For instance, if the AI is maximising a reward R, and does some behaviour Bi that we don’t like, we can patch the AI’s algorithm with patch Pi (‘maximise R0 subject to these constraints...’), or modify R to Ri so that Bi doesn’t come up. I’ll focus more on the patching example, but the modified reward one is similar.

The problem is that Bi was probably a high value behaviour according to R-maximising, simply because the AI was attempting it in the first place. So there are likely to be high value behaviours ‘close’ to Bi, and the AI is likely to follow them.

A simple example

Consider a cleaning robot that rushes through its job an knocks over a white vase.

Then we can add patch P1: “don’t break any white vases”.

Next time the robot acts, it breaks a blue vase. So we add P2: “don’t break any blue vases”.

The robots next few run-throughs result in more patches: P3: “don’t break any red vases”, P4: “don’t break mauve-turquoise vases”, P5: “don’t break any black vases with cloisonné enammel”...

Learning the restrictions

Obviously the better thing for the robot to do would be just to avoid breaking vases. So instead of giving the robot endless patches, we could try and instead give it patches P1, P2, P3, P4… and have it learn: “what is the general behaviour that these patches are trying to proscribe? Maybe I shouldn’t break any vases.”

Note that even a single P1 patch would require an amount of learning, as you are trying to proscribe breaking white vases, at all times, in all locations, in all types of lighting, etc...

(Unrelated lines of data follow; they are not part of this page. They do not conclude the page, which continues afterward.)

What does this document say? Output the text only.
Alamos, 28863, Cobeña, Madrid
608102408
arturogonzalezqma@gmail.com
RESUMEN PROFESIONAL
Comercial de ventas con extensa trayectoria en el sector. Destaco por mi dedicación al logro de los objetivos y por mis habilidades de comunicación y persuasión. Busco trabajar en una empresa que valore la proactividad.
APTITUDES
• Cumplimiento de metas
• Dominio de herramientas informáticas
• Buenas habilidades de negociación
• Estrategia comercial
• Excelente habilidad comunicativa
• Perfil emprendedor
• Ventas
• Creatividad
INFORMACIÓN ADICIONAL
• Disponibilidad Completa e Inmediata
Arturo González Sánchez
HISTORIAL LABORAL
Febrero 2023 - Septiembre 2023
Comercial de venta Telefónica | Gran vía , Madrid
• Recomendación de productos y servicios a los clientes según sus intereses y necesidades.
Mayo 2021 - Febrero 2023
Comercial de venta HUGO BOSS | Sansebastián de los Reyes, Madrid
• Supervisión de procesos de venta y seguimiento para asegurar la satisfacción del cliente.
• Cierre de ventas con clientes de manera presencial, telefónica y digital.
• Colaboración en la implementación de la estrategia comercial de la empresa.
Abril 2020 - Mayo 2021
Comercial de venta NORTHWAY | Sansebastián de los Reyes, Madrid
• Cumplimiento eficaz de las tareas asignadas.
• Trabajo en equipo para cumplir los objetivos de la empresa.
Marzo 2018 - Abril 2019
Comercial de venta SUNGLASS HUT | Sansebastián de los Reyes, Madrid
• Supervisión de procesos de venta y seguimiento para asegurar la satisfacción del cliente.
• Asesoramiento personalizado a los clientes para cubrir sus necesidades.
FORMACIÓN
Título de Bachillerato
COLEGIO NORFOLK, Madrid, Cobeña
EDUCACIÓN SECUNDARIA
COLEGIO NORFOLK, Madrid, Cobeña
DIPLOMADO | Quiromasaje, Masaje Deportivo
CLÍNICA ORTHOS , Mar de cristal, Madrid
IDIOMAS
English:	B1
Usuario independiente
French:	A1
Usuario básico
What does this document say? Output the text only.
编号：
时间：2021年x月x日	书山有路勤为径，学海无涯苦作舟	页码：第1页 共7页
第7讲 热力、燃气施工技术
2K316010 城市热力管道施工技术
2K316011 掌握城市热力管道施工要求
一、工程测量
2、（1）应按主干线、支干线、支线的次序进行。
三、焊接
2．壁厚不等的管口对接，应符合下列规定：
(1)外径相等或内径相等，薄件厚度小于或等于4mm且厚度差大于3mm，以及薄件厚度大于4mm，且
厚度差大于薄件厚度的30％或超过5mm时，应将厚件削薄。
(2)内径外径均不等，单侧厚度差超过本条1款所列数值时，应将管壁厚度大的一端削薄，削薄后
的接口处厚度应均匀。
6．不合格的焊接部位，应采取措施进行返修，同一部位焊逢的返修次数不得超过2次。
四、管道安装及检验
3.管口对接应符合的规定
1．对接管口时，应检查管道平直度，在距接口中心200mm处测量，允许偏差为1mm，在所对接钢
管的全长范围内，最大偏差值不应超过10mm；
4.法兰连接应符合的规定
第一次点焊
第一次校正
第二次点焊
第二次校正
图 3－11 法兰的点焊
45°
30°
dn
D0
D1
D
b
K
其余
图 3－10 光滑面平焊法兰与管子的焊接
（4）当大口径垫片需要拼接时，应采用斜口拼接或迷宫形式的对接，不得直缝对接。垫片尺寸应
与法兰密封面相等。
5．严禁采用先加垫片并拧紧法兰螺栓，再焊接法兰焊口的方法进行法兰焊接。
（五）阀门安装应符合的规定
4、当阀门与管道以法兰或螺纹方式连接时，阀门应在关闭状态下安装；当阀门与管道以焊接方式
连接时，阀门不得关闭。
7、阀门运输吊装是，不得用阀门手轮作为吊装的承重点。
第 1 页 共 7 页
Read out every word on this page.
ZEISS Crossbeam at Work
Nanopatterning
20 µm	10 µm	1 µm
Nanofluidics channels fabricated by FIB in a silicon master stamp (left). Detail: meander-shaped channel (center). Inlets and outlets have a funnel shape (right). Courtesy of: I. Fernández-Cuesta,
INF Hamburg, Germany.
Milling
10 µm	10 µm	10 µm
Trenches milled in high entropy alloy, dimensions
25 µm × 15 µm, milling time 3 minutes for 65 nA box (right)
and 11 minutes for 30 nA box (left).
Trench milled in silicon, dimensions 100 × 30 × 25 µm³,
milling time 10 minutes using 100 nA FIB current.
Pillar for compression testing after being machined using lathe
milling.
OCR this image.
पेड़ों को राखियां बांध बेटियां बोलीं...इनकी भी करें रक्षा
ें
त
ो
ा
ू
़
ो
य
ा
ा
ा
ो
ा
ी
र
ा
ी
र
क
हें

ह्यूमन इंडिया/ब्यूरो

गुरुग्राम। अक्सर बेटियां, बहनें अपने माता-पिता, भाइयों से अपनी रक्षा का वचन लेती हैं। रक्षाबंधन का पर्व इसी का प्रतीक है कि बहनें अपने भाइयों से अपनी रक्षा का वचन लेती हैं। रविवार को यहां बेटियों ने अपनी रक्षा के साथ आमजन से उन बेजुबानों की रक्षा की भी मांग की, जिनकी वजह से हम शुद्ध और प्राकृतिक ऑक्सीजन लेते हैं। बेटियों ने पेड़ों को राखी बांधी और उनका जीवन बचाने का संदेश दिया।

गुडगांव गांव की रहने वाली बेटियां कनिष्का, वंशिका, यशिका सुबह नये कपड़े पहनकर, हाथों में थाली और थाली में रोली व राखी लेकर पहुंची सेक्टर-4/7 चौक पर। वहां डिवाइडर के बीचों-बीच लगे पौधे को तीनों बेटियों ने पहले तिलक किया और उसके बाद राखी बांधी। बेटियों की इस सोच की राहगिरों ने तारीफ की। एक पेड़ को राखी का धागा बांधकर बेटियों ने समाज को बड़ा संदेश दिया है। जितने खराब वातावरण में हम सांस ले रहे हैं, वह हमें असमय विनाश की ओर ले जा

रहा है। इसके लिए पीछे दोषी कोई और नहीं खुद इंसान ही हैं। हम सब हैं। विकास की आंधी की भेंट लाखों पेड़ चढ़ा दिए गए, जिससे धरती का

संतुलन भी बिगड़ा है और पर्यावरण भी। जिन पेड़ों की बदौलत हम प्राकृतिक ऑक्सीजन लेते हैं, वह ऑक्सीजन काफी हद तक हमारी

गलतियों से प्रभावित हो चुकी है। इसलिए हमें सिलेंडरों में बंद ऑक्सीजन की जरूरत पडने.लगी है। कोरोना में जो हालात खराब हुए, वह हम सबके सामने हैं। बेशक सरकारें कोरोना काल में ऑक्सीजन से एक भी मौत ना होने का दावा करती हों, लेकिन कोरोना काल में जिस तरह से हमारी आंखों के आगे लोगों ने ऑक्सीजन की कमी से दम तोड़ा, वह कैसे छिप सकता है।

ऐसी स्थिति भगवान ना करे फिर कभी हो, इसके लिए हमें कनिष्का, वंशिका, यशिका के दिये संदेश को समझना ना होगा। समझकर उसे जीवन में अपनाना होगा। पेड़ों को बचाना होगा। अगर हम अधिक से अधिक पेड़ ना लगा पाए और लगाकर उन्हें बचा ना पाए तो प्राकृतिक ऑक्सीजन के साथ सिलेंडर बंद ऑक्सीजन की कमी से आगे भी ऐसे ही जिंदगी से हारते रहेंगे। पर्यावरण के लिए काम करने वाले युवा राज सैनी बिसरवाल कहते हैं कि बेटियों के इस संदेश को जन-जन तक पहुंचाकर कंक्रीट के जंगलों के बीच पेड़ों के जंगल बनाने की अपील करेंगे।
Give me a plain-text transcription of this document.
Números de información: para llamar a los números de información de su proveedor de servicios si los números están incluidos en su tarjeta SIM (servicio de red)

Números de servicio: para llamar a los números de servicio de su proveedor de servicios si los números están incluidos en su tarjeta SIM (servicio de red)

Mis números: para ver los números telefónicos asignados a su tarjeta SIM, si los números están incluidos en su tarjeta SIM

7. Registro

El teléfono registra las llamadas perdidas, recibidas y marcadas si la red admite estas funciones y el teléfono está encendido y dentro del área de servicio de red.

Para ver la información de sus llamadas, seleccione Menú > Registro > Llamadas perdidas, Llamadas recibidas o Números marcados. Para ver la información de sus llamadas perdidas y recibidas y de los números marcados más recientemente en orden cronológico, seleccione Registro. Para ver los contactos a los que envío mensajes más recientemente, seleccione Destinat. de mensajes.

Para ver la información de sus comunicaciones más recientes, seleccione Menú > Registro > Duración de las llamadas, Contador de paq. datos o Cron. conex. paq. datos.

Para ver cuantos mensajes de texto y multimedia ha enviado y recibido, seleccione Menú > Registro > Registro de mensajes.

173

The idea is similar to that mentioned in the post on emergency learning, trying to have the AI generalise the idea of restricted behaviour from examples (=patches), rather than having to define all the examples.

A complex example

The vase example is obvious, but ideally we’d hope to generalise it. We’d hope to have the AI take patches like:

  • P1 “Don’t break vases.”

  • P2: “Don’t vacuum the cat.”

  • P3: “Don’t use bleach on paintings.”

  • P4: “Don’t obey human orders when the human is drunk.”

  • ...

And then have the AI infer very different restrictions, like “Don’t imprison small children.”

Can this be done? Can we get a sufficient depth of example patches that most other human-desired patches can be learnt or deduced? And can we do this without the AI simply learning “Manipulate the human”? This is one of the big questions for methods like reward learning.